Natalie also has a hot-headed ex-husband (William Mapother, who suggests a sleazy, white-trash version of his real-life cousin, Tom Cruise). He won't leave her alone, threatening to escalate Frank's idyllic summer fling into a volatile macho showdown. It's a mess, since Natalie's probably "the one," though Frank, who has had plenty of girlfriends, doesn't seem quite ready to admit it yet.
Though understandably apprehensive, the Fowlers want to approve. Some virile part of Dr. Fowler seems fulfilled by the fact that his son has caught the town's prize beauty. Meanwhile, his wife, Ruth (Sissy Spacek), can read her son well enough to know that this one's different from the others, and she worries. She doesn't want Frank to stay home from school for a girl.

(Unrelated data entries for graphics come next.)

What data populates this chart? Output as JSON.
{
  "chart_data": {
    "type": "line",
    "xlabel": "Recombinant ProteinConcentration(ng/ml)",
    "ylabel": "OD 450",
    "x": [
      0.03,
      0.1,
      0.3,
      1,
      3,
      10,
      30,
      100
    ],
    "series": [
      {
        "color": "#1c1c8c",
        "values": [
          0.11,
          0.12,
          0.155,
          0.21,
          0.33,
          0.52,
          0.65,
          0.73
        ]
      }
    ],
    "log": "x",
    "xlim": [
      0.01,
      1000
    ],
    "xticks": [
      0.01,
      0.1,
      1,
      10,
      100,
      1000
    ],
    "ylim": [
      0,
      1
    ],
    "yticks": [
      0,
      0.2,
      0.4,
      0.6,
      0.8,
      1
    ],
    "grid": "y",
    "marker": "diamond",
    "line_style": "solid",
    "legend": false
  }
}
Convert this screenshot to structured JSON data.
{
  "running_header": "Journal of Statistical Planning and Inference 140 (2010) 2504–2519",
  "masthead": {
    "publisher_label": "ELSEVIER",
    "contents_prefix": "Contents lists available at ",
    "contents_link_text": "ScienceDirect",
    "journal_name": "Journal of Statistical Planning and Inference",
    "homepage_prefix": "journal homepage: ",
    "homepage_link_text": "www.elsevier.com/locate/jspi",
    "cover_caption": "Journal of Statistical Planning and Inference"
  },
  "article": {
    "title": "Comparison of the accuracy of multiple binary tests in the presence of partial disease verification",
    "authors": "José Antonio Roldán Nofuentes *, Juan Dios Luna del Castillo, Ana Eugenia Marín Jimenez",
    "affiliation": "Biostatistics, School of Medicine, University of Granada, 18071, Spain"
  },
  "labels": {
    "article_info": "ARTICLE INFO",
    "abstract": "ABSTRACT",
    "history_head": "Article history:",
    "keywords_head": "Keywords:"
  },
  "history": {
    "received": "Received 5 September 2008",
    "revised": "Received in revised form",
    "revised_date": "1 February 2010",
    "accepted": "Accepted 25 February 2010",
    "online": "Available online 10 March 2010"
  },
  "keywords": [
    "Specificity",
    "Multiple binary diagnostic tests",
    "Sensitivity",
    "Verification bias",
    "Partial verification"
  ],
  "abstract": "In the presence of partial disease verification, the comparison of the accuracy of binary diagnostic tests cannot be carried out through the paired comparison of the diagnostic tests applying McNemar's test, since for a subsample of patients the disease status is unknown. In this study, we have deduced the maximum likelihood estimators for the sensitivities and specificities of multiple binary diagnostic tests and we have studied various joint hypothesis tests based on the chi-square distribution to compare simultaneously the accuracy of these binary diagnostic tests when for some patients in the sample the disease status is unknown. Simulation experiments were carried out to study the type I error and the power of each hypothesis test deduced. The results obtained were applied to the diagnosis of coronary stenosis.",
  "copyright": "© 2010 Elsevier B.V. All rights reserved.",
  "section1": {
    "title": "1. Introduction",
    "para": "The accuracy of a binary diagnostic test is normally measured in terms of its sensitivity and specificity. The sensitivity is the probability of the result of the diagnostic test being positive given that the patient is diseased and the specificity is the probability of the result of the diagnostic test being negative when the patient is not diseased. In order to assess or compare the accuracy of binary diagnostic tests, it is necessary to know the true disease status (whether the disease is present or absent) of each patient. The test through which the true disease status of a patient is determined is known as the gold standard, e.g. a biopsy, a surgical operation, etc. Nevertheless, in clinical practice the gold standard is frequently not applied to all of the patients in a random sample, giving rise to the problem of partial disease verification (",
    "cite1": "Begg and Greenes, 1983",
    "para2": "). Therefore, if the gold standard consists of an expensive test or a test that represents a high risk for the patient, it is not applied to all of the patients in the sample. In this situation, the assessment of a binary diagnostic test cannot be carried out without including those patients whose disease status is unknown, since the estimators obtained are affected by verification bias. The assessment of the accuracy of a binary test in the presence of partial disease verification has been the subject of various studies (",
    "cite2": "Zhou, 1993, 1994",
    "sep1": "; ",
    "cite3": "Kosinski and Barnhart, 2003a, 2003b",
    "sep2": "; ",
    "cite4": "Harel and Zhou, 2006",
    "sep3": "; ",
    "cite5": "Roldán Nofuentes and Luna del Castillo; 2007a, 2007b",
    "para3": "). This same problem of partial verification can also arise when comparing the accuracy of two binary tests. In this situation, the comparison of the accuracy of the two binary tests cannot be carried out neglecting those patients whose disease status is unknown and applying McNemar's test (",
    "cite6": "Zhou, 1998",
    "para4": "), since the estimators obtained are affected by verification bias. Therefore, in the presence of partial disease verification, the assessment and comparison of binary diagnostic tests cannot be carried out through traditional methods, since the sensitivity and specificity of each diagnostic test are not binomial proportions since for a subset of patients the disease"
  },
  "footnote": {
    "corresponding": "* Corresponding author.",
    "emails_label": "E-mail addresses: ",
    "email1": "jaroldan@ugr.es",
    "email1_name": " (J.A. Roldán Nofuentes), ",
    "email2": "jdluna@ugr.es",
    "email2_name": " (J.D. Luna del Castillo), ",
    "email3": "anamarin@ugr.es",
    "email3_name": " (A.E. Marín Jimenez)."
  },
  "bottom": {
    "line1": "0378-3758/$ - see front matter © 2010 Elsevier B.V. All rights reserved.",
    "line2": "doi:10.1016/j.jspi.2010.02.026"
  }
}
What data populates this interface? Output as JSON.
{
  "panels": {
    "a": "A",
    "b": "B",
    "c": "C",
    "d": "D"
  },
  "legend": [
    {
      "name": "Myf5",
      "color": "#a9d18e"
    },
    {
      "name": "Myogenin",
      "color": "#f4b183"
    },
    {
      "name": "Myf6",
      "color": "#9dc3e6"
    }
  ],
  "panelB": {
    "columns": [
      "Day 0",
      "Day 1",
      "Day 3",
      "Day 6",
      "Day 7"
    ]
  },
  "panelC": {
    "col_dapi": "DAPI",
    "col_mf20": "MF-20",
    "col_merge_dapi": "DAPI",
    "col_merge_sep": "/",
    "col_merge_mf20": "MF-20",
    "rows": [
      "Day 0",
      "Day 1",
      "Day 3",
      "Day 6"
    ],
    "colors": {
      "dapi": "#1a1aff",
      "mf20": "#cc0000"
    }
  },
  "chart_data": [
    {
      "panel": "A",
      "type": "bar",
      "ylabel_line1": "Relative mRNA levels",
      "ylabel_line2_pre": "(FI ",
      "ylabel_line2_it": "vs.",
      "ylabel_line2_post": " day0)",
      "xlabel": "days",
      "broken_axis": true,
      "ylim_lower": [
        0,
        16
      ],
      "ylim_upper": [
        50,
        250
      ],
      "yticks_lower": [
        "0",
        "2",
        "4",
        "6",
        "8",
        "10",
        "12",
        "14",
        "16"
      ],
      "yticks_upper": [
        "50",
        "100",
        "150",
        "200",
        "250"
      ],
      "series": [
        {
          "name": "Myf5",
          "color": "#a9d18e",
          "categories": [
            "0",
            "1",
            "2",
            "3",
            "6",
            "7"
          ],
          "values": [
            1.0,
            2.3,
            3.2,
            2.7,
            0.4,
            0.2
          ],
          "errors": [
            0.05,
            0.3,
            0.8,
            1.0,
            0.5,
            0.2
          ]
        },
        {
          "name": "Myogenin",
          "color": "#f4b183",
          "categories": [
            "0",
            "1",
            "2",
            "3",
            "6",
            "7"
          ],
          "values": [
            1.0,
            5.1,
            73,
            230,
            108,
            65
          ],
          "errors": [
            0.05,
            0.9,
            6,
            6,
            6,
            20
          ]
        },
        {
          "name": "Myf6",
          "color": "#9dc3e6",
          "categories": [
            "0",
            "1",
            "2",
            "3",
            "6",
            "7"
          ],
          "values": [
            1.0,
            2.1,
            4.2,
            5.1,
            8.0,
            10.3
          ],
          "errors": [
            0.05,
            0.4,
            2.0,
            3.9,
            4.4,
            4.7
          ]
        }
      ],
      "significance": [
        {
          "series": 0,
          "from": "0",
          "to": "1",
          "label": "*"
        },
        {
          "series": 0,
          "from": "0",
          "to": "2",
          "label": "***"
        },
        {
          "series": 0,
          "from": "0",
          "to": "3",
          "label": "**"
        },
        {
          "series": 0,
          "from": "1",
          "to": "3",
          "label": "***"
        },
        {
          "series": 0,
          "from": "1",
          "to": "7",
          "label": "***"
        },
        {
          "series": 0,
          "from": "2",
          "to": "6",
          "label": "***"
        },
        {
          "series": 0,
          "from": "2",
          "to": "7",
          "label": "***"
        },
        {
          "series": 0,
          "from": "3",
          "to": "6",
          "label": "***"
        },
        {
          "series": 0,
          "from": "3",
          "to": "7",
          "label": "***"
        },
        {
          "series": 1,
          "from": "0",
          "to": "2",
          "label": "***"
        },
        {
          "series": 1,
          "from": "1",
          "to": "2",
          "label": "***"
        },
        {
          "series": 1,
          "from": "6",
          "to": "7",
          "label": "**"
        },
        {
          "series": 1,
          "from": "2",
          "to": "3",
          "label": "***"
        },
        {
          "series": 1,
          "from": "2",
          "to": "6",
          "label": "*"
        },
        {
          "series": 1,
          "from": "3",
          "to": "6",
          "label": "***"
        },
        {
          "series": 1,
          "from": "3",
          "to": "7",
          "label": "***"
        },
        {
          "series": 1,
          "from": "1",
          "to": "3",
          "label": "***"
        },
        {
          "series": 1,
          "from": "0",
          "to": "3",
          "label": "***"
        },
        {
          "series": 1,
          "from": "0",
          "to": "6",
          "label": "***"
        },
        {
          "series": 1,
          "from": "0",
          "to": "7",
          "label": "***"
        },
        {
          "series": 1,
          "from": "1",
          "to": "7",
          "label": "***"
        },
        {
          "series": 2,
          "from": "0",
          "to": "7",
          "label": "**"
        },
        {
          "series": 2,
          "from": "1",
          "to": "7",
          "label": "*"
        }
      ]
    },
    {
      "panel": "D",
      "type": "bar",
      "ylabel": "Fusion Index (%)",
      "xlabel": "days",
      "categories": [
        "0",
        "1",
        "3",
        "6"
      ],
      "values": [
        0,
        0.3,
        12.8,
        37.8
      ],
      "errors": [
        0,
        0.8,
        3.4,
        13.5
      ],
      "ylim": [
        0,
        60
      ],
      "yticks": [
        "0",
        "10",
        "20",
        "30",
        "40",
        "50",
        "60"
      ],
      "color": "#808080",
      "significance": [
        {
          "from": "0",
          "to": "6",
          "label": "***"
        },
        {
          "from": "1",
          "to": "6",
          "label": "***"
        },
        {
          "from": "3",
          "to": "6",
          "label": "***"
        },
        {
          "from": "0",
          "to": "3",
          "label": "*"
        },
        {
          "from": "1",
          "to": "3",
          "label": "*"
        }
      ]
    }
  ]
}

It is in this tension that the movie's devastating power lies, in the consummation of a mother's greatest fears and in the shift from Ruth's quiet misgivings to tragedy and numb regret. The movie trusts its audience with their own interpretations, allowing the performances to convey what words never could.
In one of those reflective moments that so satisfyingly enriches Todd Field's debut feature, Matt patiently explains how one of his captured lobsters could have lost an arm. "Two's company, three's a crime," he says, and when you end up with two males and a female "in the bedroom" (that is, locked together in a lobster trap), things have a way of getting nasty.